The Wilde family spent their summer holidays at a villa in County Mayo, where a young Wilde befriended poet and novelist George Moore.
He went on to attend Trinity College in Dublin and then Magdalen College in Oxford, before moving to London and joining Britain’s most exclusive society circles. It was during this time Wilde published a volume of poetry before embarking on an American lecture tour.
When he returned to England, between 1890 and 1895, he created his most prolific work. The Picture of Dorian Gray (1891) – his first and only novel – brought to light his hedonistic and homoerotic proclivities. This text opened his work up to widespread praise and criticism. The following years saw a string of plays conquer the West End. Lady Windemere’s Fan (1892), Salomé (1893), A Woman of No Importance (1893), and in 1895, An Ideal Husband and The Importance of being Ernest, both of which cemented his place in 19th century British literary history.
Whilst writing Salomé in France, Wilde began his star-crossed love affair with Lord Alfred Douglas. A relationship that saw the two entangled in a nine-year secret, which resulted in Wilde’s conviction for crimes of sodomy and gross indecency. Sentenced to two years hard labour, he left prison in complete destitution. He lived for three more years in exile; desperate and drug dependent, he died alone in a Paris hotel aged 46.
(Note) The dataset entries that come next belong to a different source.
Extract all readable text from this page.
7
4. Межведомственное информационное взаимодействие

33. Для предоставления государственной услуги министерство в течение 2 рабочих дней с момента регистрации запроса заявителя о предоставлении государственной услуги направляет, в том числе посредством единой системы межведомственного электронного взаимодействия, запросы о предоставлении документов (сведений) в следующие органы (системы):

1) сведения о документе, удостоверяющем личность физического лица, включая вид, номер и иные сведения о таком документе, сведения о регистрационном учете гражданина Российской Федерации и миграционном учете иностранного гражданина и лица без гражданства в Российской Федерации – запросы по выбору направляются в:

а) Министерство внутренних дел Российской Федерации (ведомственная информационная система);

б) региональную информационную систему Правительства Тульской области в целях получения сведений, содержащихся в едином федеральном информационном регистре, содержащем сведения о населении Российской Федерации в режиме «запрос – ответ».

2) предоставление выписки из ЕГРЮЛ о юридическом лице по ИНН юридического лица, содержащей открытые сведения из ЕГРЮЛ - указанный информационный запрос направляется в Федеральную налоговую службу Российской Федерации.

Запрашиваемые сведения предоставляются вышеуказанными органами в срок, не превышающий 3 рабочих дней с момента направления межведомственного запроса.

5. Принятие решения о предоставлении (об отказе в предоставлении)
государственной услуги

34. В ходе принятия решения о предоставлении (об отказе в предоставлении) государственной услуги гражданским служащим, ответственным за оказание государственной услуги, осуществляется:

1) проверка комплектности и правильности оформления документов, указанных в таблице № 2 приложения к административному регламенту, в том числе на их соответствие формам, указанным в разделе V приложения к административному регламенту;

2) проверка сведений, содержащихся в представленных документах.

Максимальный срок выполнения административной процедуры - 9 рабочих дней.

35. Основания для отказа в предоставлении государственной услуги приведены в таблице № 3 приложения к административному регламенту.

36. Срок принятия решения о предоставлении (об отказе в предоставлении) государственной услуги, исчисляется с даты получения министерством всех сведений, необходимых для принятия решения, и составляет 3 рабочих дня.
At the time of his trial, Wilde responded to the prosecutor saying, ‘There is nothing unnatural about it. It is intellectual, and it repeatedly exists between an older and a younger man, when the older man has intellect, and the younger man has all the joy, hope and glamour of life before him. That it should be so, the world does not understand. The world mocks at it, and sometimes puts one in the pillory for it.’
In 2017, Oscar Wilde was pardoned, posthumously, for this offence.